2009 post: Key Bioinformatics Computer Skills

Note: this was written in 2009 so… out of date somewhat!

I’ve been asked several times about which computer skills are critical for bioinformatics. Important – note that I am just addressing the “computer skills” side of things here. This is my list for being a functional, comfortable bioinformatician.

  1. SQL and knowledge of databases. I always recommend that people start with MySQL, because it is crossplatform, very popular, and extremely well developed.
  2. Perl or Python. Python wins now! (2017 update!)  Preferably perl. It kills me to write this, because I like python so much more than perl, but from a “getting the most useful skills” perspective, I think you have to choose perl.
  3. basic Linux. Actually, being at a semi-sys admin level is even better. I always tell people to go “cold turkey” and just install Linux on their computer and commit to using it exclusively for a while. (Due to OpenOffice etc, this should be mostly doable these days). This will force a person to get comfortable. Learning to use a Mac from the command line is an ok second option, as is Solaris etc. Still, I’d have to say Linux would be preferred.
  4. basic bash shell scripting. There are still too many cases where this ends up being “just the thing to do”. And of course, this all applies to Mac.
  5. Some experience with Java or other “traditional languages” or a real understanding of  modern programming paradigms. This may seem lame or vague. But it is important to understand how traditional programming languages approach problems. At minimum, this ensures some exposure to concepts like object-oriented programming, functional programming, libraries, etc. I know that one can get all of this with python and, yes, even perl – but I fear that some many bioinformatics people get away without knowing these things to their detriment.
  6. R + Bioconductor. So many great packages in Bioconductor. Comfort with R can solve a lot of problems quickly. R is only growing; if I could buy stock in R, I would!

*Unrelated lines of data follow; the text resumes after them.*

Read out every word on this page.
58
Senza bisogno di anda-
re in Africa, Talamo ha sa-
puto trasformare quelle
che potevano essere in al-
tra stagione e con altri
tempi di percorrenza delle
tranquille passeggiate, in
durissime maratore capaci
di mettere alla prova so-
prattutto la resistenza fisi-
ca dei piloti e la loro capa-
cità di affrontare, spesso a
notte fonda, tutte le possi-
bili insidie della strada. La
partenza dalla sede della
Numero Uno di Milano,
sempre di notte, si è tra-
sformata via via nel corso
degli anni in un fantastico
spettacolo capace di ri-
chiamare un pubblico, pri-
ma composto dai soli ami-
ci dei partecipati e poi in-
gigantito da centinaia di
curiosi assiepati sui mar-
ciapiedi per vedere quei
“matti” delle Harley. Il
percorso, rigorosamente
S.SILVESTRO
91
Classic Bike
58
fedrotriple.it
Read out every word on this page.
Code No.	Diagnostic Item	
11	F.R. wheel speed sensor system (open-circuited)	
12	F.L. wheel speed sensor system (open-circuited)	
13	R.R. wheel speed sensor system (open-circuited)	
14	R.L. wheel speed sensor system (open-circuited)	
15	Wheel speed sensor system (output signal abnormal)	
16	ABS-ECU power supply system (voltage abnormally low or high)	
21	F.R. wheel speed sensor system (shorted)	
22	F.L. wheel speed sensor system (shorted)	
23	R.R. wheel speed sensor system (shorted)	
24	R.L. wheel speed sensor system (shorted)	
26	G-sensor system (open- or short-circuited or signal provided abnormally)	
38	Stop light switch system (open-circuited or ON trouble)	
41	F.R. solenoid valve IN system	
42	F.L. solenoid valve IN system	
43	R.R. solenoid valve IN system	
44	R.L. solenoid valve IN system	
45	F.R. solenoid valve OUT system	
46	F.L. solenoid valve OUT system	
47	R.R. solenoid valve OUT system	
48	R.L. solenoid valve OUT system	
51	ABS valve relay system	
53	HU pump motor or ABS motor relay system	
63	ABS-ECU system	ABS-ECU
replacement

This may seem like a lot, but many of these items fit together very well. For example, one could go “cold turkey” and just use Linux and commit to doing bioinformatics by using a combination of R, perl and shell scripting, and an SQL-based database (MySQL). It is very common in bioinformatics to link these pieces, so… not so bad, in the end, I think.

As always, comments welcome…

Advertisements

2008 post: Python for Perl Programmers (and Bioinformatics people)

Uh, this is so old that it should be skipped, I think… I’m keeping it up for archival sake

keywords:

Mark Bieda python getting started quick tips hints tutorial

I wanted to write a short post about getting started in python.

What you will like about Python as a perl person:
(1) A great thing is the interpreter. This will allow really rapid learning of python. For a perl person, python should come really fast. I was very, very surprised at how quickly I was writing actually useful (not toy) programs to manipulate things.
(2) It is easy to install in windows and has a decent editor/run environment (IDLE). Python is now a standard part of Linux distros, except for the smallest ones (perl is everywhere, so an advantage to perl here, but only a small one).

Some key things:
(1) The online manuals for python are good (but maybe not great). The Guido tutorial is key; make sure that you get the latest one.
(2) If you like to have a book on the python around (I always do for my programming language du jour), then make sure that you have the most recent one.
(3) Why the emphasis on the most recent? Python has added key new features in recent times – like even since version 2.4! So make sure that you have the latest documentation.

Installation and Usage:
(1) For windows people, use the IDLE editor. Really. You will find it very easy to use and efficient. It comes in the download, so no installation deal.
(2) To learn python really fast, just play with commands in the interpreter window. It really is easy and efficient – a very quick way to get up to speed on things.

Some key things for bioinformatics people, in particular:
(1) Sets. Sets are very nice. Intersection, union… all that stuff that you want to use.
(2) A lot of string manipulation functions (actually methods, technically) are available. These will do a lot of what you would do with regular expressions, but see the next point.
(3) Unfortunately, regular expressions are in an external (but standard library) and are a bit different from perl in usage/implementation.
(4) Like perl, the built-in sorting in python is weird (and annoying to set up to do anything beyond simple), but very useful. Again, here, make sure that you look at the latest documentation.
(5) Sqlite library is now part of the standard package. I haven’t used it yet as part of python – but given that this is a standard part of the distribution, it seems like I could write code that uses it and not worry about portability issues. This is well worth looking at for bioinformatics people.
(6) Remember that tuples are unchangeable (immutable) and lists are changeable. So far, this has led me to be pretty list-oriented, but I am new to this.

I’ll leave it at that for now. I’ll write more about python later on.